Takeda and Protagonist Therapeutics have delivered promising news for patients with polycythemia vera — a rare blood disorder where the body produces too many red blood cells, thickening the blood and increasing the risk of heart problems and blood clots.
In the pivotal Phase III VERIFY study, researchers evaluated rusfertide, a first‑in‑class investigational hepcidin mimetic peptide therapeutic designed to mimic the natural hormone that regulates iron, to see if it could reduce the need for regular blood removals (phlebotomies).
Polycythemia vera is often tough to manage because its symptoms can be vague, which sometimes delays diagnosis. Patients usually need regular phlebotomies and cytoreductive treatments that may not fully control the condition, leaving them at risk for complications like blood clots.
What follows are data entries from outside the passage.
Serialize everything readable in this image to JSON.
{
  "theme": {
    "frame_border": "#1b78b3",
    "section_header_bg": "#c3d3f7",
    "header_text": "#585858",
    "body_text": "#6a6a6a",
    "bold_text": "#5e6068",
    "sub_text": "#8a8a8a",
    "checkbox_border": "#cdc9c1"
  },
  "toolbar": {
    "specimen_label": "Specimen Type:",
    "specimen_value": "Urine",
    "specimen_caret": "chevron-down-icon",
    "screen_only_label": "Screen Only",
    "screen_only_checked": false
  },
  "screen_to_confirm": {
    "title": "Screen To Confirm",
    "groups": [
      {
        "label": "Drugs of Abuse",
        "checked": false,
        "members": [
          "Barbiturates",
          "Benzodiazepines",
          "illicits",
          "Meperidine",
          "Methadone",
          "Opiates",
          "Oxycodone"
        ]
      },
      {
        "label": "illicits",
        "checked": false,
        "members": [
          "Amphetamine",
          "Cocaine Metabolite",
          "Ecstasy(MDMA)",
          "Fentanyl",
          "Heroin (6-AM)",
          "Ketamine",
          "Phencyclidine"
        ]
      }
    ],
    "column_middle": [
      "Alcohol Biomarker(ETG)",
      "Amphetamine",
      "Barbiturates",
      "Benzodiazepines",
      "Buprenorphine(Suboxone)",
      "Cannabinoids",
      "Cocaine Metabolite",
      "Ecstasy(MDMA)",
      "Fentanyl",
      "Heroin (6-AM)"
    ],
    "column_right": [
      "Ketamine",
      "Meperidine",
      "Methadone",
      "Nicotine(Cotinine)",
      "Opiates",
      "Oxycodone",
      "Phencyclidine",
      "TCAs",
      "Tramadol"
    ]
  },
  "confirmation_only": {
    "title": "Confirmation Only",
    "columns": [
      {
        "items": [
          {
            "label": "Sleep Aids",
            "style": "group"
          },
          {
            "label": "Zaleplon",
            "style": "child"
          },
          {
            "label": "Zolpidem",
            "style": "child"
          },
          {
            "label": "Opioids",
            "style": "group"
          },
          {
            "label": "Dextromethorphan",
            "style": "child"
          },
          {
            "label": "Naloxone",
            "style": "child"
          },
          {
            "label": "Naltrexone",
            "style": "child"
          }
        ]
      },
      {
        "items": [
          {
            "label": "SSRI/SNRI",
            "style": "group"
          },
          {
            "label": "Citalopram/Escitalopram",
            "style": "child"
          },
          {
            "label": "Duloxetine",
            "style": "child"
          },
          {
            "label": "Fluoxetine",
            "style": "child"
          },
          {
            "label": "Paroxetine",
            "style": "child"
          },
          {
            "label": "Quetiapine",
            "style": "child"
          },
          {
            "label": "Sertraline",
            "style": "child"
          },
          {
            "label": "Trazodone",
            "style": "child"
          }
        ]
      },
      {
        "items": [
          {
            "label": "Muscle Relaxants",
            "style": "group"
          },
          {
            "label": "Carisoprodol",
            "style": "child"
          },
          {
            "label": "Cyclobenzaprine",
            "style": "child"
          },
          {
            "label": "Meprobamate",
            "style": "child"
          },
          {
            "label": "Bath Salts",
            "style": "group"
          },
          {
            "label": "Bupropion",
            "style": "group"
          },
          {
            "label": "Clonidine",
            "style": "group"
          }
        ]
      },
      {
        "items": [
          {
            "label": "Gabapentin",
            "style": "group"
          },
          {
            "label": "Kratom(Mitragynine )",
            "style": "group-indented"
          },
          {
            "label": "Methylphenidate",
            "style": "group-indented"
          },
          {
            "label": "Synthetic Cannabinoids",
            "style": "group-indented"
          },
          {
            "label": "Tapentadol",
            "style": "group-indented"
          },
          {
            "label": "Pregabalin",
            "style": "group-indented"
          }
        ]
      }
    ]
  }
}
In the Phase III VERIFY trial, patients were divided into two groups: one received rusfertide alongside their standard treatment, while the other received a placebo.
The primary goal was to determine if more patients on rusfertide could avoid phlebotomies.
Seventy-seven percent of patients treated with rusfertide managed to avoid phlebotomies between Weeks 20 and 32, compared to only 33% on the placebo.
Moreover, the rusfertide group averaged 0.5 phlebotomies per person versus 1.8 in the placebo group, with notable improvements in hematocrit control and fatigue reduction.
Rusfertide was generally well tolerated, with adverse events often characterized as mild injection site reactions and no new safety concerns.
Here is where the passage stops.